Abstract
•Three-dimensional flow of nanofluid induced by a nonlinear stretching surface.•Magneto nanofluid is considered.•Brownian motion and thermophoresis effects are accounted.•Convective surface boundary condition is utilized.•Condition with zero nanoparticles mass flux is implemented.
This research article explores the magnetohydrodynamic (MHD) three-dimensional flow of viscous nanofluid subject to convective surface boundary condition. Flow is generated by an impermeable surface which is stretched nonlinearly. The process of heat transfer is managed through the convective surface boundary condition.
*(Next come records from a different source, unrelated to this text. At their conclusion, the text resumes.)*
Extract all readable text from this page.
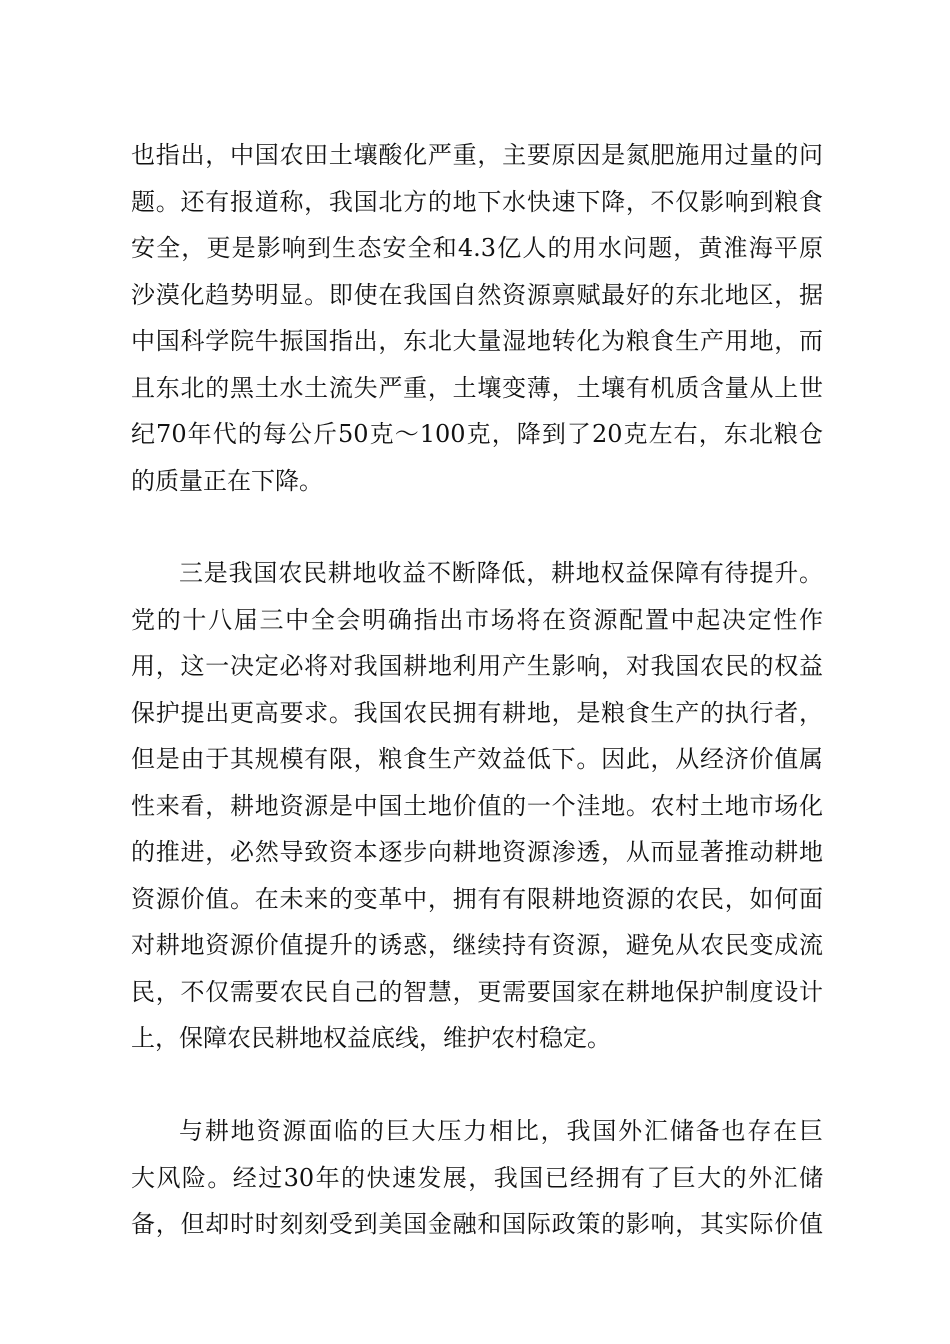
也指出，中国农田土壤酸化严重，主要原因是氮肥施用过量的问
题。还有报道称，我国北方的地下水快速下降，不仅影响到粮食
安全，更是影响到生态安全和4.3亿人的用水问题，黄淮海平原
沙漠化趋势明显。即使在我国自然资源禀赋最好的东北地区，据
中国科学院牛振国指出，东北大量湿地转化为粮食生产用地，而
且东北的黑土水土流失严重，土壤变薄，土壤有机质含量从上世
纪70年代的每公斤50克～100克，降到了20克左右，东北粮仓
的质量正在下降。
三是我国农民耕地收益不断降低，耕地权益保障有待提升。
党的十八届三中全会明确指出市场将在资源配置中起决定性作
用，这一决定必将对我国耕地利用产生影响，对我国农民的权益
保护提出更高要求。我国农民拥有耕地，是粮食生产的执行者，
但是由于其规模有限，粮食生产效益低下。因此，从经济价值属
性来看，耕地资源是中国土地价值的一个洼地。农村土地市场化
的推进，必然导致资本逐步向耕地资源渗透，从而显著推动耕地
资源价值。在未来的变革中，拥有有限耕地资源的农民，如何面
对耕地资源价值提升的诱惑，继续持有资源，避免从农民变成流
民，不仅需要农民自己的智慧，更需要国家在耕地保护制度设计
上，保障农民耕地权益底线，维护农村稳定。
与耕地资源面临的巨大压力相比，我国外汇储备也存在巨
大风险。经过30年的快速发展，我国已经拥有了巨大的外汇储
备，但却时时刻刻受到美国金融和国际政策的影响，其实际价值
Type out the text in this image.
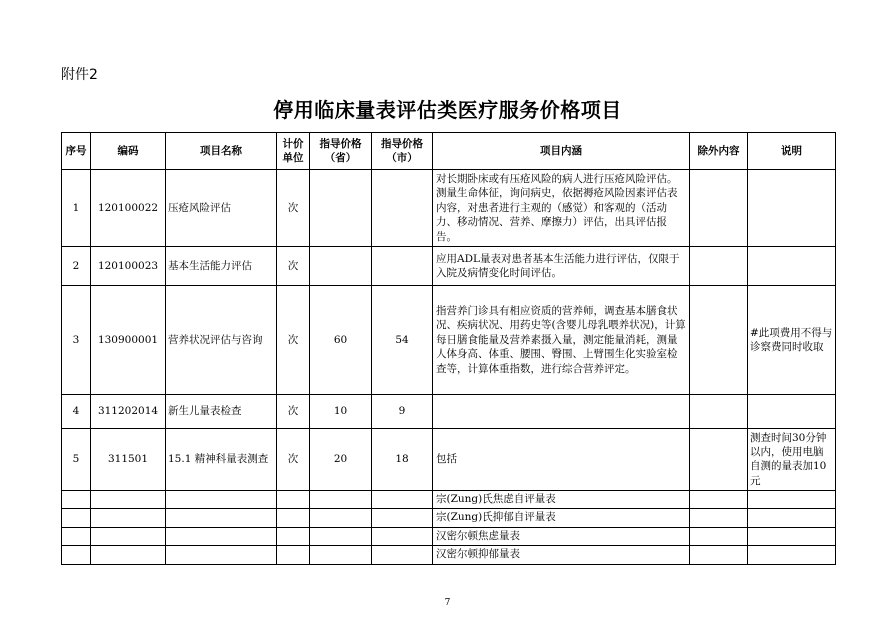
附件2
停用临床量表评估类医疗服务价格项目
序号	编码	项目名称	计价单位	指导价格（省）	指导价格（市）	项目内涵	除外内容	说明
1	120100022	压疮风险评估	次			对长期卧床或有压疮风险的病人进行压疮风险评估。测量生命体征，询问病史，依据褥疮风险因素评估表内容，对患者进行主观的（感觉）和客观的（活动力、移动情况、营养、摩擦力）评估，出具评估报告。		
2	120100023	基本生活能力评估	次			应用ADL量表对患者基本生活能力进行评估，仅限于入院及病情变化时间评估。		
3	130900001	营养状况评估与咨询	次	60	54	指营养门诊具有相应资质的营养师，调查基本膳食状况、疾病状况、用药史等(含婴儿母乳喂养状况)，计算每日膳食能量及营养素摄入量，测定能量消耗，测量人体身高、体重、腰围、臀围、上臂围生化实验室检查等，计算体重指数，进行综合营养评定。		#此项费用不得与诊察费同时收取
4	311202014	新生儿量表检查	次	10	9			
5	311501	15.1 精神科量表测查	次	20	18	包括		测查时间30分钟以内，使用电脑自测的量表加10元
						宗(Zung)氏焦虑自评量表		
						宗(Zung)氏抑郁自评量表		
						汉密尔顿焦虑量表		
						汉密尔顿抑郁量表		
7
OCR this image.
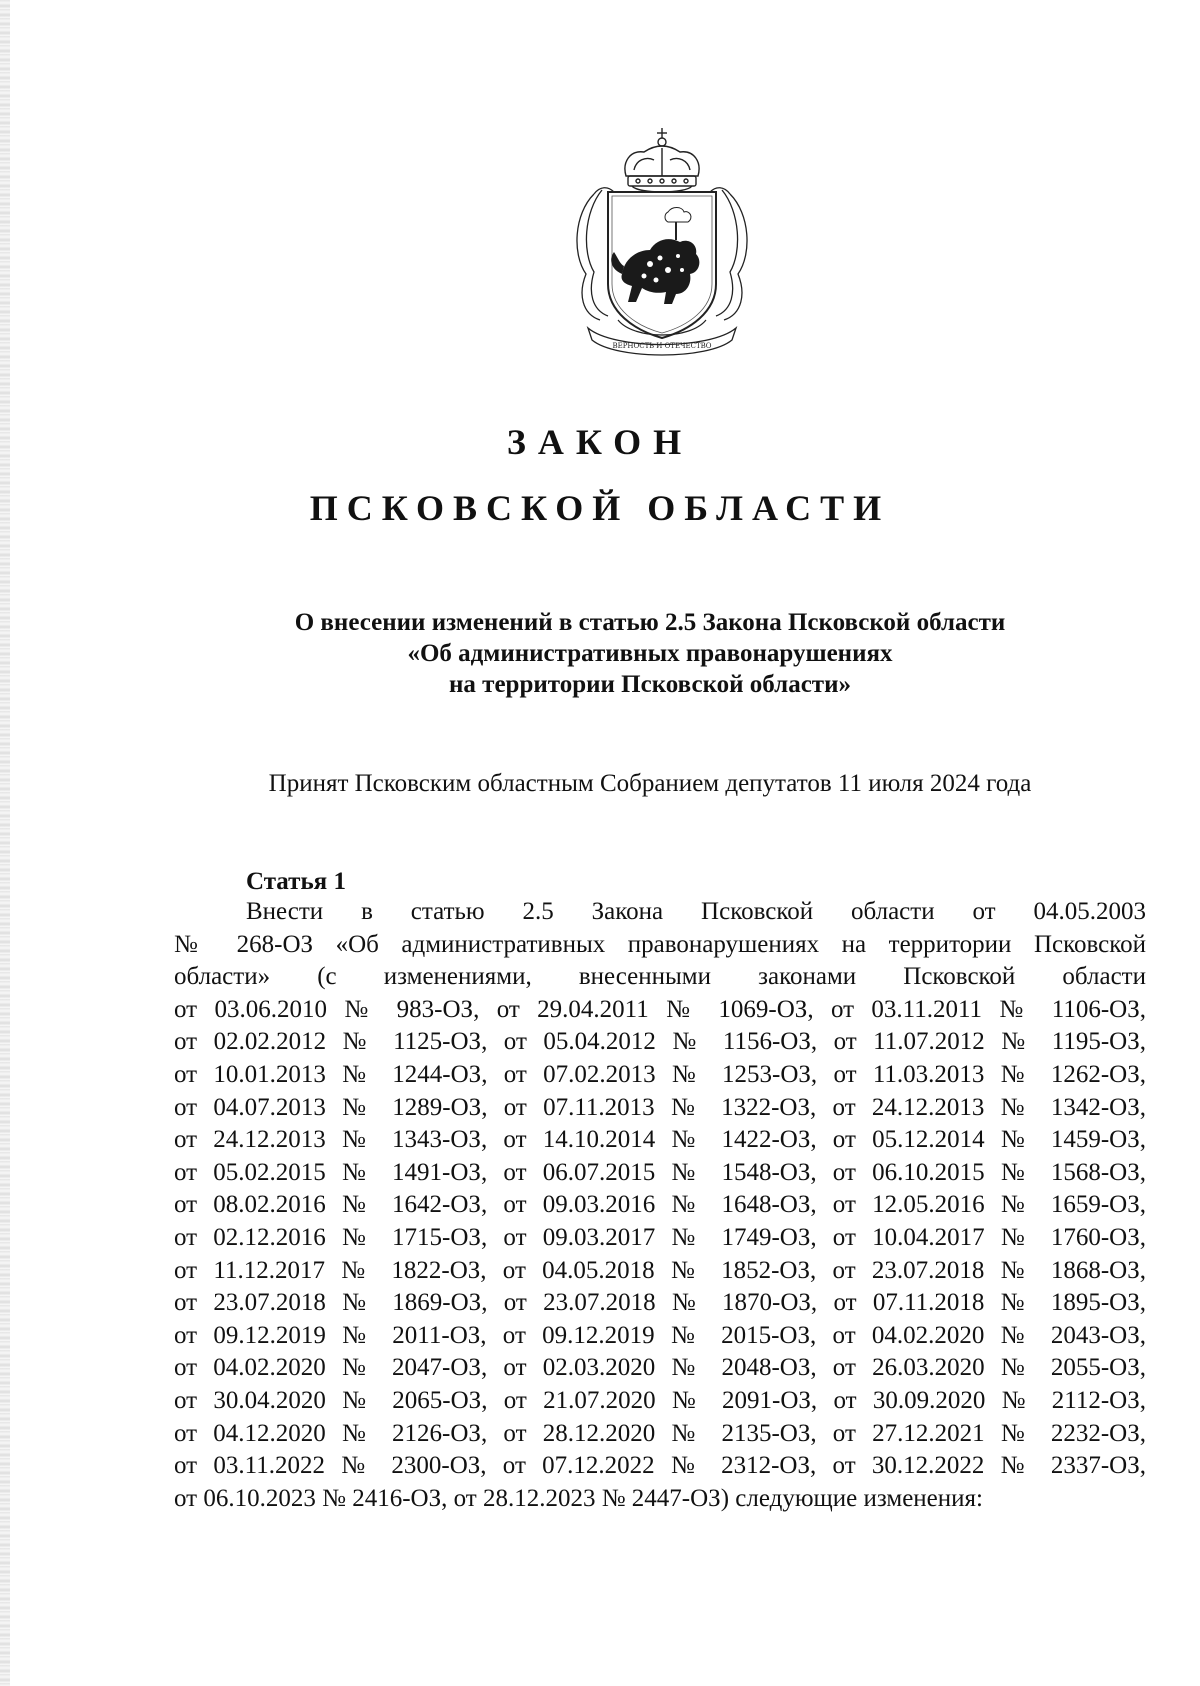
ВЕРНОСТЬ И ОТЕЧЕСТВО
ЗАКОН
ПСКОВСКОЙ ОБЛАСТИ
О внесении изменений в статью 2.5 Закона Псковской области
«Об административных правонарушениях
на территории Псковской области»
Принят Псковским областным Собранием депутатов 11 июля 2024 года
Статья 1
Внести в статью 2.5 Закона Псковской области от 04.05.2003
№ 268-ОЗ «Об административных правонарушениях на территории Псковской
области» (с изменениями, внесенными законами Псковской области
от 03.06.2010 № 983-ОЗ, от 29.04.2011 № 1069-ОЗ, от 03.11.2011 № 1106-ОЗ,
от 02.02.2012 № 1125-ОЗ, от 05.04.2012 № 1156-ОЗ, от 11.07.2012 № 1195-ОЗ,
от 10.01.2013 № 1244-ОЗ, от 07.02.2013 № 1253-ОЗ, от 11.03.2013 № 1262-ОЗ,
от 04.07.2013 № 1289-ОЗ, от 07.11.2013 № 1322-ОЗ, от 24.12.2013 № 1342-ОЗ,
от 24.12.2013 № 1343-ОЗ, от 14.10.2014 № 1422-ОЗ, от 05.12.2014 № 1459-ОЗ,
от 05.02.2015 № 1491-ОЗ, от 06.07.2015 № 1548-ОЗ, от 06.10.2015 № 1568-ОЗ,
от 08.02.2016 № 1642-ОЗ, от 09.03.2016 № 1648-ОЗ, от 12.05.2016 № 1659-ОЗ,
от 02.12.2016 № 1715-ОЗ, от 09.03.2017 № 1749-ОЗ, от 10.04.2017 № 1760-ОЗ,
от 11.12.2017 № 1822-ОЗ, от 04.05.2018 № 1852-ОЗ, от 23.07.2018 № 1868-ОЗ,
от 23.07.2018 № 1869-ОЗ, от 23.07.2018 № 1870-ОЗ, от 07.11.2018 № 1895-ОЗ,
от 09.12.2019 № 2011-ОЗ, от 09.12.2019 № 2015-ОЗ, от 04.02.2020 № 2043-ОЗ,
от 04.02.2020 № 2047-ОЗ, от 02.03.2020 № 2048-ОЗ, от 26.03.2020 № 2055-ОЗ,
от 30.04.2020 № 2065-ОЗ, от 21.07.2020 № 2091-ОЗ, от 30.09.2020 № 2112-ОЗ,
от 04.12.2020 № 2126-ОЗ, от 28.12.2020 № 2135-ОЗ, от 27.12.2021 № 2232-ОЗ,
от 03.11.2022 № 2300-ОЗ, от 07.12.2022 № 2312-ОЗ, от 30.12.2022 № 2337-ОЗ,
от 06.10.2023 № 2416-ОЗ, от 28.12.2023 № 2447-ОЗ) следующие изменения:
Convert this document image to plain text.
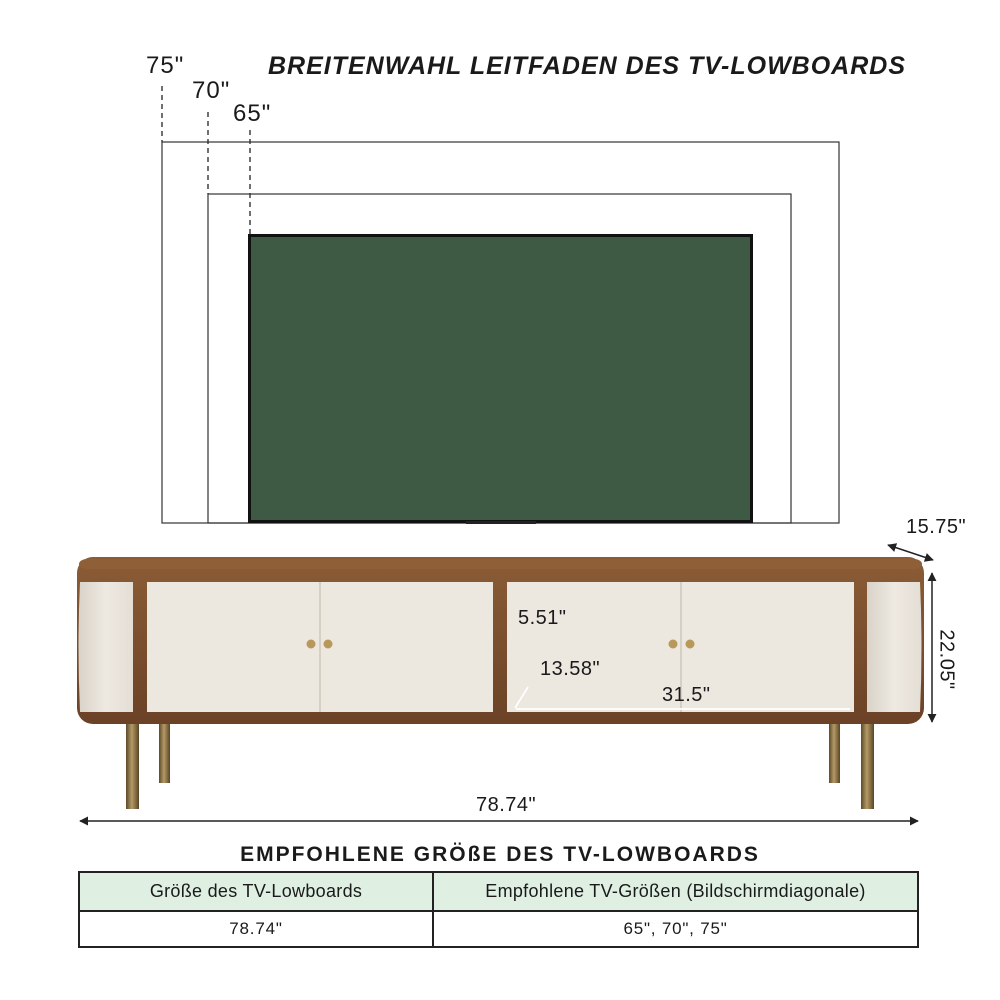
BREITENWAHL LEITFADEN DES TV-LOWBOARDS
75"
70"
65"
15.75"
22.05"
5.51"
13.58"
31.5"
78.74"
EMPFOHLENE GRÖßE DES TV-LOWBOARDS
Größe des TV-Lowboards	Empfohlene TV-Größen (Bildschirmdiagonale)
78.74"	65", 70", 75"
Heat and mass transfer aspects are studied through the thermophoresis and Brownian motion effects. Viscous fluid is assumed electrically conducting through a non-uniform applied magnetic field. Mathematical formulation is presented subject to small magnetic Reynolds number and boundary layer assumptions. Newly constructed condition having zero mass flux of nanoparticles at the boundary is incorporated. Suitable transformations yield a strong nonlinear differential system. Convergent homotopic solutions for resulting nonlinear system are constructed and verified. Impacts of various influential parameters on the temperature and nanoparticles concentration are sketched and discussed. Numerical computations are performed to examine the skin-friction coefficients and local Nusselt number.